Sumedang, Jawa Barat (ANTARA) - Menteri Dalam Negeri (Mendagri) Tito Karnavian meneruskan pesan Presiden Prabowo Subianto kepada 1.110 Pamong Praja Muda IPDN yang dilantik, agar mereka menjadi birokrat-birokrat yang profesional.
“Beliau (Presiden, red.) menyampaikan seperti itu tadi, ASN harus profesional, dan IPDN itu (harus) menjadi motor (penggerak) untuk ASN,” kata Mendagri Tito Karnavian saat ditemui selepas upacara pelantikan Pamong Praja Muda IPDN Angkatan XXXII di Kampus IPDN Jatinangor, Kabupaten Sumedang, Jawa Barat, Senin.
Presiden Prabowo semula dijadwalkan memberikan arahan secara langsung kepada 1.110 Pamong Praja Muda IPDN Angkatan XXXII dan melantik mereka sebagai aparatur sipil negara (ASN) di Kampus IPDN Jatinangor, tetapi rencana itu batal karena ada agenda yang lebih mendesak. Presiden Prabowo dijadwalkan menerima kedatangan Perdana Menteri (PM) Malaysia Anwar Ibrahim pada Senin sore.
Tito menyampaikan Presiden Prabowo sangat peduli dan memperhatikan IPDN, berikut para lulusannya, karena mereka yang nantinya menjadi birokrat-birokrat penyelenggara pemerintahan.
“Beliau sangat-sangat concern kepada ASN. Tanpa ASN yang profesional, administrasi pemerintahan, pembangunan kita enggak akan berjalan,” kata Tito meneruskan pesan Presiden Prabowo.
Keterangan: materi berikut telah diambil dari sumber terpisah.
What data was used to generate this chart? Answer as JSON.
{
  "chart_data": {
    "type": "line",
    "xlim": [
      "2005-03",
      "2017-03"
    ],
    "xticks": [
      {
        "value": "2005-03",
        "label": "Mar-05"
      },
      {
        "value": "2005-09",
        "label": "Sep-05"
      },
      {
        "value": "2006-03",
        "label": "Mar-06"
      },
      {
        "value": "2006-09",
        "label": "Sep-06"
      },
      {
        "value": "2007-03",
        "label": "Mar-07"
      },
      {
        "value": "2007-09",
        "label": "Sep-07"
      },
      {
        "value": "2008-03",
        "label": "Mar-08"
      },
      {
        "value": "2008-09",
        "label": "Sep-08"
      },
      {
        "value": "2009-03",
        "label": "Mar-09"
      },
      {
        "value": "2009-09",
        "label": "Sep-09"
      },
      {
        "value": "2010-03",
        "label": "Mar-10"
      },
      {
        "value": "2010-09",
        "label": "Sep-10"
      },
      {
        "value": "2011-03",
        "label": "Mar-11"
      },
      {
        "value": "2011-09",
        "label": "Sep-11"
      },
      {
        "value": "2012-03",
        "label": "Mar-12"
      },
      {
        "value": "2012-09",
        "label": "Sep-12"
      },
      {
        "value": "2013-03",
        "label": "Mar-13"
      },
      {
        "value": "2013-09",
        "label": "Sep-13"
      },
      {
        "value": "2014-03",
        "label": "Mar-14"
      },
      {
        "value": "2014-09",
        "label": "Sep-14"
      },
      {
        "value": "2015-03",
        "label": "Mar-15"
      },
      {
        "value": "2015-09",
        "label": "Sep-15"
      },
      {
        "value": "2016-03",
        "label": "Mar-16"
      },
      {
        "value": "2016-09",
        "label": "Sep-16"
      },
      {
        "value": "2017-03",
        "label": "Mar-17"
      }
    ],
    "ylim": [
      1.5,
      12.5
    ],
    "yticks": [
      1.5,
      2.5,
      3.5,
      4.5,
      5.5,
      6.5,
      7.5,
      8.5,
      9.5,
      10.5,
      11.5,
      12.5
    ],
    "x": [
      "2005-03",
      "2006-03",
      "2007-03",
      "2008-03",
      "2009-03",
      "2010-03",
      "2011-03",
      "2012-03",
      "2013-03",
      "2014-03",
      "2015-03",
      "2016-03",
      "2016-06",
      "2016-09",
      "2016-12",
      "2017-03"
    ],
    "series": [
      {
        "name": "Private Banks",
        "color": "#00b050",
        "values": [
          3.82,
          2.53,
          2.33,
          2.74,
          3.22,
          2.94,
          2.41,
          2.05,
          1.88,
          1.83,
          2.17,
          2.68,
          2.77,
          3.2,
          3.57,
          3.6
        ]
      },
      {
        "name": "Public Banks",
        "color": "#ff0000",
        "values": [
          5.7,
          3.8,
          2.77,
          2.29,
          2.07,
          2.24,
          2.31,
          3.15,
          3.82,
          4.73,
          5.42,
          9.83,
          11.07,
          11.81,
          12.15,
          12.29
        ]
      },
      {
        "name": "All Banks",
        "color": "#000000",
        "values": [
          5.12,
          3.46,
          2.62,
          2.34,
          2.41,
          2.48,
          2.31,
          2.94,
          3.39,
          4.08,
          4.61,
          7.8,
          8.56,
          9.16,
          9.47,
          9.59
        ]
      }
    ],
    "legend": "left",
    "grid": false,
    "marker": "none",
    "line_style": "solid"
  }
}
“Yang menjalankan pembangunan ASN, (ASN) adalah ujung tombaknya, sehingga posisi IPDN menjadi sangat penting dalam konteks ASN yang jumlahnya 4 juta orang,” sambung Tito Karnavian.
Dalam kesempatan yang sama, Presiden Prabowo, sebagaimana disampaikan Mendagri Tito Karnavian, juga menyampaikan permohonan maaf kepada para Pamong Praja Muda beserta keluarga yang telah menantikan kehadiran Presiden RI di Kampus IPDN Jatinangor.
“Pesan Beliau (Presiden, red.), satu, permintaan maaf kepada praja dan juga orang tua, mungkin ya jangan sampai kecewa karena tugas negara ini sangat penting,” kata Tito.